Ammianus Marcellinus, Res Gestae 21.1.7-14

Romulus and Remus consult the auguries

The Brothers, Disputing Over the Founding of Rome, Consult the Augurs

Digression on divination.

And being that, with a princeps educated and studious in all areas of knowledge, malevolent men impute as twisted the arts of foreknowing the future, let us briefly turn our attention upon how this may also add to a wise man, this kind of learning, scarcely trivial.

The spirit of all elements, inasmuch as they are of perennial form, thrives always and everywhere in the stirring of portending, by those things which we aspire to by various teachings, it imparts upon us the gifts of divining : and the essential powers, placated by diverse ceremony, just as if from eternal veins of springs, supply in abundance prophetic words to mortality, over which the divine will of Themis is said to preside, whom theologians of old set alongside Jove, the life-force of quickening, in his bed and throne, she so named by that which Greek discourse calls τεθειμένα (“set in place”), because she fashions to foreknow the decrees fixed by destined law in the future.

Auguries and auspices are not gathered by the will of fowl, unknowing of the future—not even some fool would say that—but god directs the flight of birds, so that singing beaks or wings flying past, by turbulent motion or gentle, might foreshow the future. For the kindness of the divine will, whether because men are merited or because he is touched by their affection, loves also to reveal by these arts what looms.

Likewise, those applied to prophesying innards of cattle, accustomed to be resolved in innumerable forms, they know what happens. The inventor of this teaching, a certain man—Tages by name, so it is told, in regions of Etruria, seemed to emerge suddenly form the earth

Things to come are further revealed on occasion when the hearts of men roil, but divine things are spoken. For the Sun (so the natural philosophers say), mind of the world, scattering our minds from himself like sparks, when he violently ignited them, restored them privy to the future. From this the Sibylls frequently say they blaze with the great burning power of flame. Aside from these, noises of voices signify many things, and happenstance signs, yea even thunder and lightning, and likewise the flashes from the furrough of stars.
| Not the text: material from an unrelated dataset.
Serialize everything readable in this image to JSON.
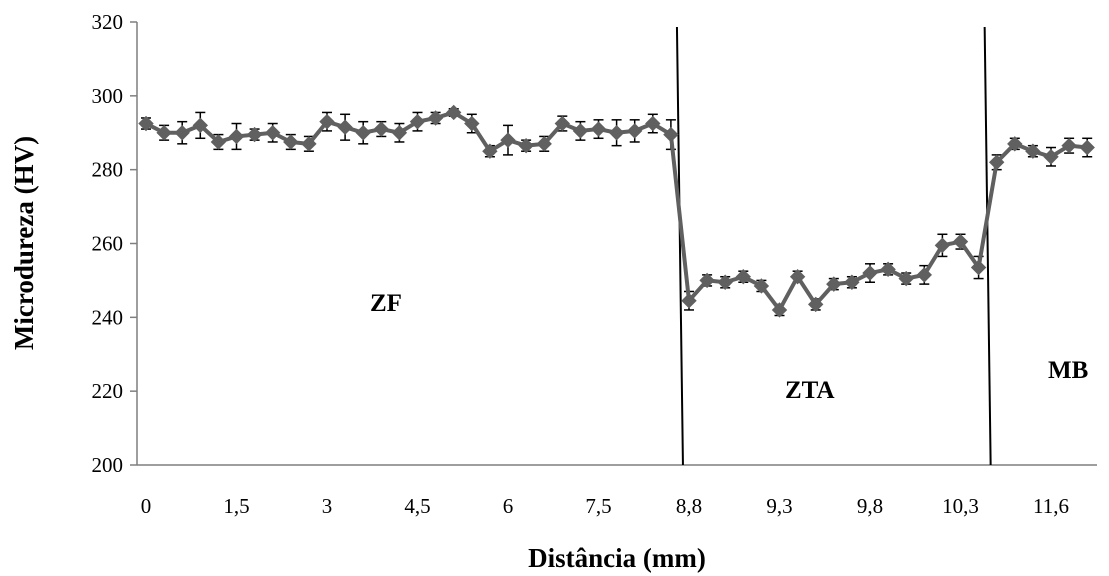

Even the reckonings of dreams would be reliable and undoubted, except the reckoners are sometimes deceived in their conjectures. These (as Aristotle confirms) are fixed at the time, and stable, when with the living sleeping deeply, the pupils of the eyes, turned neither this way nor that, discern most rightly.

An since the common folly often grumbles such things in their ignorant muttering, “If there were some knowledge of foreseeing, why is this man ignorant that he will fall in war, or that one that he will suffer this or that?” let suffice to be said that even the grammarian has sometimes spoken barbarously, and the musician has played off-key, and the doctor was ignorant of remedies; but grammar and music and medicine do not therefore subside. From this, brilliantly, Tullius (among others) also said, “Signs are shown by the gods of future affairs. In these, if anyone should go astray, it is not the nature of the gods but the conjecture of mankind that sins.”

N.B. Tullius is better known today as Cicero. His full name was Marcus Tullius Cicero.